Servendosi del LIDAR, Un team internazionale guidato da dottor Damian Evans dell’università di Sydney ha realizzato, lo scorso anno, una mappatura di 370 chilometri quadri attorno ad Angkor, con una visione dei dettagli senza precedenti che sarebbe stata altrimenti impossibile, data la densità della vegetazione e l’eventualità di incappare nelle mine posizionate al tempo della guerra civile. Il tutto ottenuto in appena due settimane. Le misurazioni hanno poi consentito al gruppo di mettere a punto dei modelli del paesaggio tridimensionali che, anche se non hanno esattamente lo stesso fascino di quello che ci si può trovare davanti procedendo a colpi di machete, possono comunque risultare estremamente utili per più precise ricognizioni sul campo.

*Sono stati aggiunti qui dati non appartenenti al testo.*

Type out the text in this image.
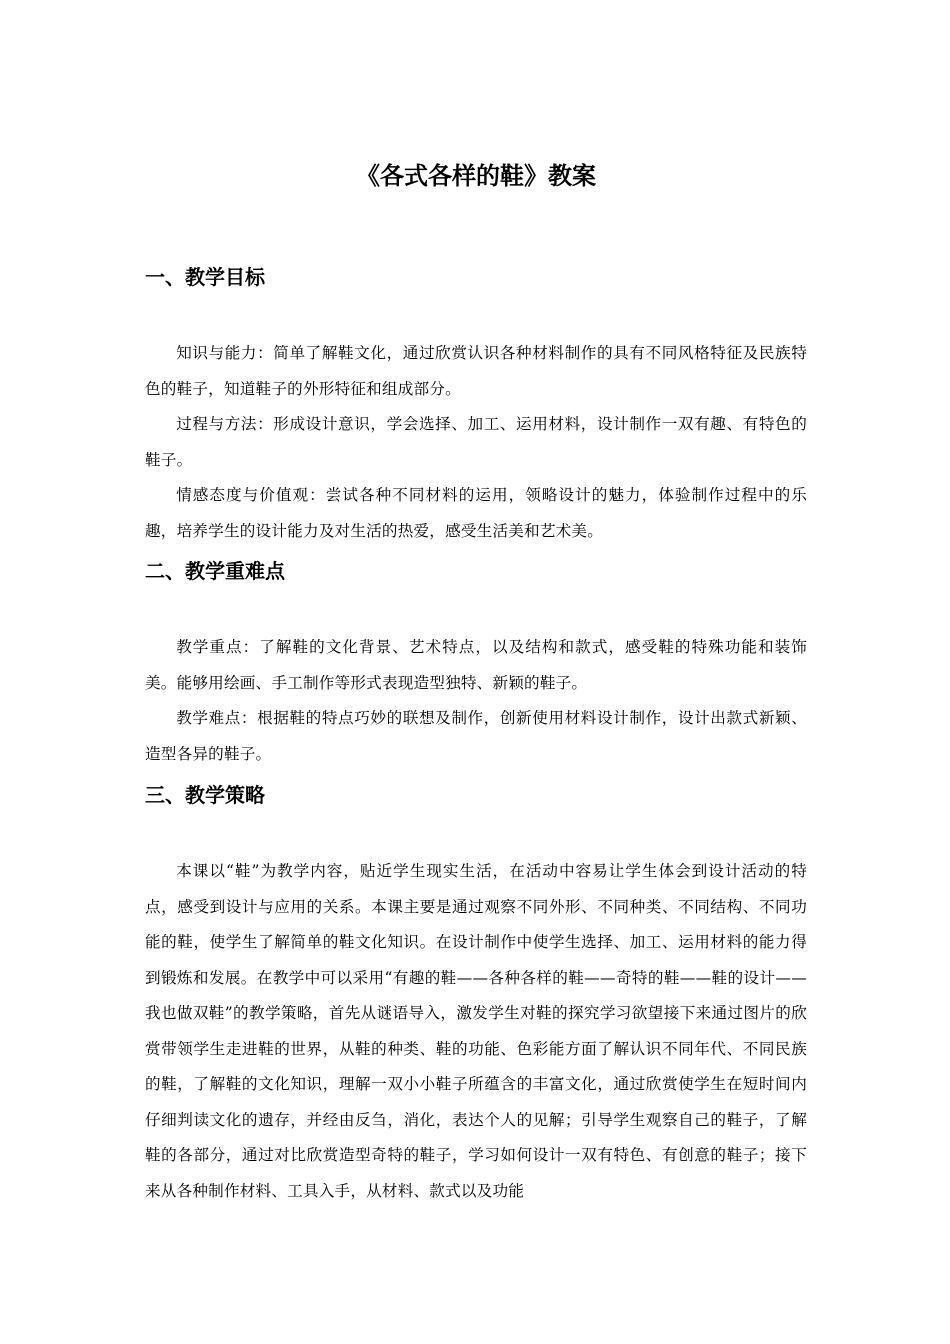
《各式各样的鞋》教案
一、教学目标

知识与能力：简单了解鞋文化，通过欣赏认识各种材料制作的具有不同风格特征及民族特色的鞋子，知道鞋子的外形特征和组成部分。

过程与方法：形成设计意识，学会选择、加工、运用材料，设计制作一双有趣、有特色的鞋子。

情感态度与价值观：尝试各种不同材料的运用，领略设计的魅力，体验制作过程中的乐趣，培养学生的设计能力及对生活的热爱，感受生活美和艺术美。

二、教学重难点

教学重点：了解鞋的文化背景、艺术特点，以及结构和款式，感受鞋的特殊功能和装饰美。能够用绘画、手工制作等形式表现造型独特、新颖的鞋子。

教学难点：根据鞋的特点巧妙的联想及制作，创新使用材料设计制作，设计出款式新颖、造型各异的鞋子。

三、教学策略

本课以“鞋”为教学内容，贴近学生现实生活，在活动中容易让学生体会到设计活动的特点，感受到设计与应用的关系。本课主要是通过观察不同外形、不同种类、不同结构、不同功能的鞋，使学生了解简单的鞋文化知识。在设计制作中使学生选择、加工、运用材料的能力得到锻炼和发展。在教学中可以采用“有趣的鞋——各种各样的鞋——奇特的鞋——鞋的设计——我也做双鞋”的教学策略，首先从谜语导入，激发学生对鞋的探究学习欲望接下来通过图片的欣赏带领学生走进鞋的世界，从鞋的种类、鞋的功能、色彩能方面了解认识不同年代、不同民族的鞋，了解鞋的文化知识，理解一双小小鞋子所蕴含的丰富文化，通过欣赏使学生在短时间内仔细判读文化的遗存，并经由反刍，消化，表达个人的见解；引导学生观察自己的鞋子，了解鞋的各部分，通过对比欣赏造型奇特的鞋子，学习如何设计一双有特色、有创意的鞋子；接下来从各种制作材料、工具入手，从材料、款式以及功能
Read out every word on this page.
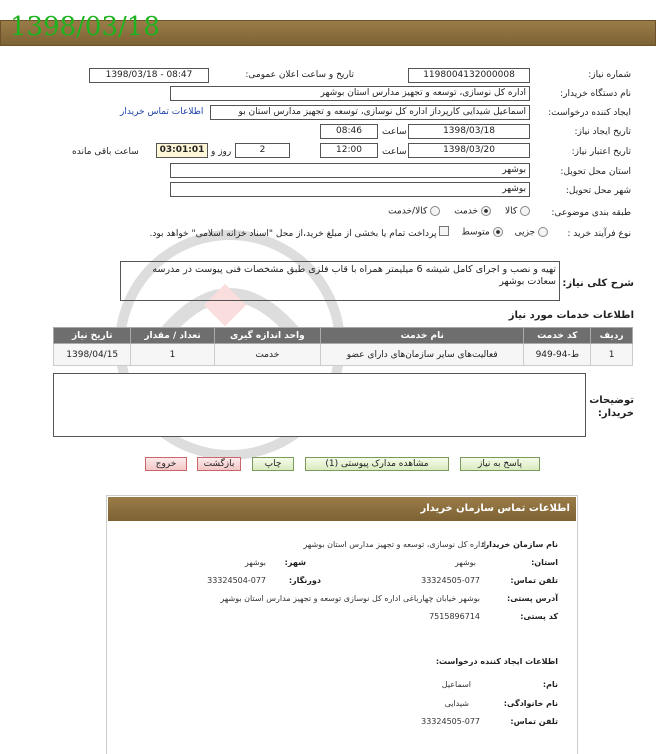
جزئیات اطلاعات نیاز
1398/03/18
شماره نیاز:
1198004132000008
تاریخ و ساعت اعلان عمومی:
1398/03/18 - 08:47
نام دستگاه خریدار:
اداره کل نوسازی، توسعه و تجهیز مدارس استان بوشهر
ایجاد کننده درخواست:
اسماعیل شیدایی کارپرداز اداره کل نوسازی، توسعه و تجهیز مدارس استان بو
اطلاعات تماس خریدار
تاریخ ایجاد نیاز:
1398/03/18
ساعت
08:46
تاریخ اعتبار نیاز:
1398/03/20
ساعت
12:00
2
روز و
03:01:01
ساعت باقی مانده
استان محل تحویل:
بوشهر
شهر محل تحویل:
بوشهر
طبقه بندی موضوعی:
کالا
خدمت
کالا/خدمت
نوع فرآیند خرید :
جزیی
متوسط
پرداخت تمام یا بخشی از مبلغ خرید،از محل "اسناد خزانه اسلامی" خواهد بود.
شرح کلی نیاز:
تهیه و نصب و اجرای کامل شیشه 6 میلیمتر همراه با قاب فلزی طبق مشخصات فنی پیوست در مدرسه سعادت بوشهر
اطلاعات خدمات مورد نیاز
ردیف	کد خدمت	نام خدمت	واحد اندازه گیری	تعداد / مقدار	تاریخ نیاز
1	ط-94-949	فعالیت‌های سایر سازمان‌های دارای عضو	خدمت	1	1398/04/15
توضیحات خریدار:
پاسخ به نیاز
مشاهده مدارک پیوستی (1)
چاپ
بازگشت
خروج
اطلاعات تماس سازمان خریدار
نام سازمان خریدار:
اداره کل نوسازی، توسعه و تجهیز مدارس استان بوشهر
استان:
بوشهر
شهر:
بوشهر
تلفن تماس:
33324505-077
دورنگار:
33324504-077
آدرس پستی:
بوشهر خیابان چهارباغی اداره کل نوسازی توسعه و تجهیز مدارس استان بوشهر
کد پستی:
7515896714
اطلاعات ایجاد کننده درخواست:
نام:
اسماعیل
نام خانوادگی:
شیدایی
تلفن تماس:
33324505-077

Cosa c’è al di là di Angkor?
Gli archeologi hanno così documentato un paesaggio urbano fino ad ora ignoto, nascosto dalla foresta, costituito da altri templi, grandi strade ed elaborati corsi d’acqua che costituivano parte fondamentale del paesaggio urbano, opera di ingegneria idraulica che indica quali erano le elevate conoscenze dei Khmer. Scoperte che modificano profondamente le conoscenze e la comprensione di quella che fu una delle più grandi città del mondo, nel corso del Medioevo: del resto, prima che fosse divorata dalla vegetazione, la “città perduta” raggiungeva l’estensione di una moderna metropoli. Grazie al LIDAR è stato possibile rilevare come l’area urbana dovesse superare i 1.000 chilometri quadrati, all’interno dei quali vivevano centinaia di migliaia di abitanti: e tutto ciò avveniva tra tra il IX e il XV secolo, ossia in un’epoca durante la quale i grandi centri europei vantavano dimensioni e densità abitative decisamente inferiori. Di questa città, il cui declino fu causa dell’abbandono, fino ad oggi conoscevamo soltanto una parte: ora sappiamo che c’è molto altro, celato dalla giungla più fitta ed impenetrabile. Le tecnologie come LIDAR saranno quindi la nuova speranza per l’archeologia? Probabilmente diventeranno uno strumento indispensabile che ci consentirà di sentirci molto più vicini alle antiche civiltà di quanto avvenuto fino ad ora.